The aims of voice work throughout the year are divided into the following four main areas:

Voices and Choices: This element looks at the nature of accents and dialects with specific work on articulation and an examination and development of the equipment at work. Phonetics are introduced in the context of a practical environment alongside Received Pronunciation as both a "neutral" and character-based accent and as the beginnings of dialect exploration. In term two Received Pronunciation receives greater focus in connection with character and text work. Support is given to dialect work required in the Advanced Research Project.

Physical Voice: Aims to explore the relationship between posture, breath and voice with a practical focus on understanding and releasing the accumulation of habitual tensions in the body, moving into developing spine and rib flexibility and discovery of the physically and emotionally centred impulse for breath and support for sound.

Exploratory Voice: Aims to develop the students' experience of their own voice through exploring the inter-relationship between impulse, voice and emotion beyond the limitations of linguistic expression, and by exploring the resonant potential of the voice and the connections between resonance, emotional expression and vocal characterisation. In term two resonant articulation and resonant placement are key areas of development. Students begin to apply Laban to voice work to further stretch the voice beyond the confines of the habitual, and to explore and develop the musicality of expressive language, through pitch range, resonant balance, pace, volume, rhythm and cadence.

Text Work: Shakespearean speeches and sonnets are studied, exploring the writers' use of expressive language, sounds and rhythms in text and developing the student's ability to connect to that language and make it their own.

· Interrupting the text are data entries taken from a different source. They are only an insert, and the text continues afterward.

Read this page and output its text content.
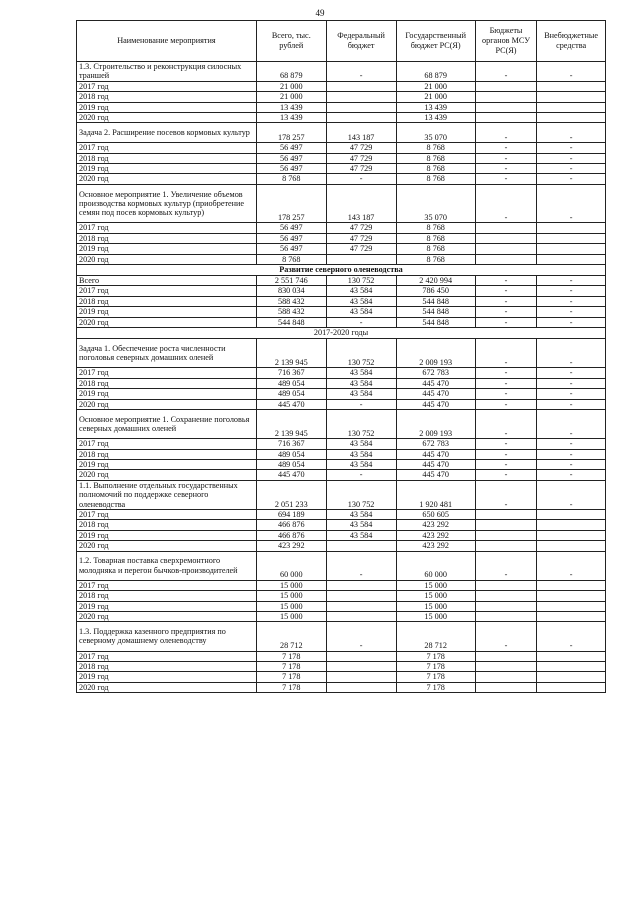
49
Наименование мероприятия	Всего, тыс. рублей	Федеральный бюджет	Государственный бюджет РС(Я)	Бюджеты органов МСУ РС(Я)	Внебюджетные средства
1.3. Строительство и реконструкция силосных траншей	68 879	-	68 879	-	-
2017 год	21 000		21 000		
2018 год	21 000		21 000		
2019 год	13 439		13 439		
2020 год	13 439		13 439		
Задача 2. Расширение посевов кормовых культур	178 257	143 187	35 070	-	-
2017 год	56 497	47 729	8 768	-	-
2018 год	56 497	47 729	8 768	-	-
2019 год	56 497	47 729	8 768	-	-
2020 год	8 768	-	8 768	-	-
Основное мероприятие 1. Увеличение объемов производства кормовых культур (приобретение семян под посев кормовых культур)	178 257	143 187	35 070	-	-
2017 год	56 497	47 729	8 768		
2018 год	56 497	47 729	8 768		
2019 год	56 497	47 729	8 768		
2020 год	8 768		8 768		
Развитие северного оленеводства					
Всего	2 551 746	130 752	2 420 994	-	-
2017 год	830 034	43 584	786 450	-	-
2018 год	588 432	43 584	544 848	-	-
2019 год	588 432	43 584	544 848	-	-
2020 год	544 848	-	544 848	-	-
2017-2020 годы					
Задача 1. Обеспечение роста численности поголовья северных домашних оленей	2 139 945	130 752	2 009 193	-	-
2017 год	716 367	43 584	672 783	-	-
2018 год	489 054	43 584	445 470	-	-
2019 год	489 054	43 584	445 470	-	-
2020 год	445 470	-	445 470	-	-
Основное мероприятие 1. Сохранение поголовья северных домашних оленей	2 139 945	130 752	2 009 193	-	-
2017 год	716 367	43 584	672 783	-	-
2018 год	489 054	43 584	445 470	-	-
2019 год	489 054	43 584	445 470	-	-
2020 год	445 470	-	445 470	-	-
1.1. Выполнение отдельных государственных полномочий по поддержке северного оленеводства	2 051 233	130 752	1 920 481	-	-
2017 год	694 189	43 584	650 605		
2018 год	466 876	43 584	423 292		
2019 год	466 876	43 584	423 292		
2020 год	423 292		423 292		
1.2. Товарная поставка сверхремонтного молодняка и перегон бычков-производителей	60 000	-	60 000	-	-
2017 год	15 000		15 000		
2018 год	15 000		15 000		
2019 год	15 000		15 000		
2020 год	15 000		15 000		
1.3. Поддержка казенного предприятия по северному домашнему оленеводству	28 712	-	28 712	-	-
2017 год	7 178		7 178		
2018 год	7 178		7 178		
2019 год	7 178		7 178		
2020 год	7 178		7 178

Practical voice work is applied to these texts, developing the students' ability to express passion through the use of released and energised body and voice. Students explore the connections between breath and thought, rhythm and emotion, word energy and articulation and relate these elements to character. In the second term students continue to explore and develop the energy of the breath, articulation and thoughts, the flexibility of resonance and range, and the sheer intellectual and emotional power of linguistic expression through work on the texts of George Bernard Shaw and Oscar Wilde.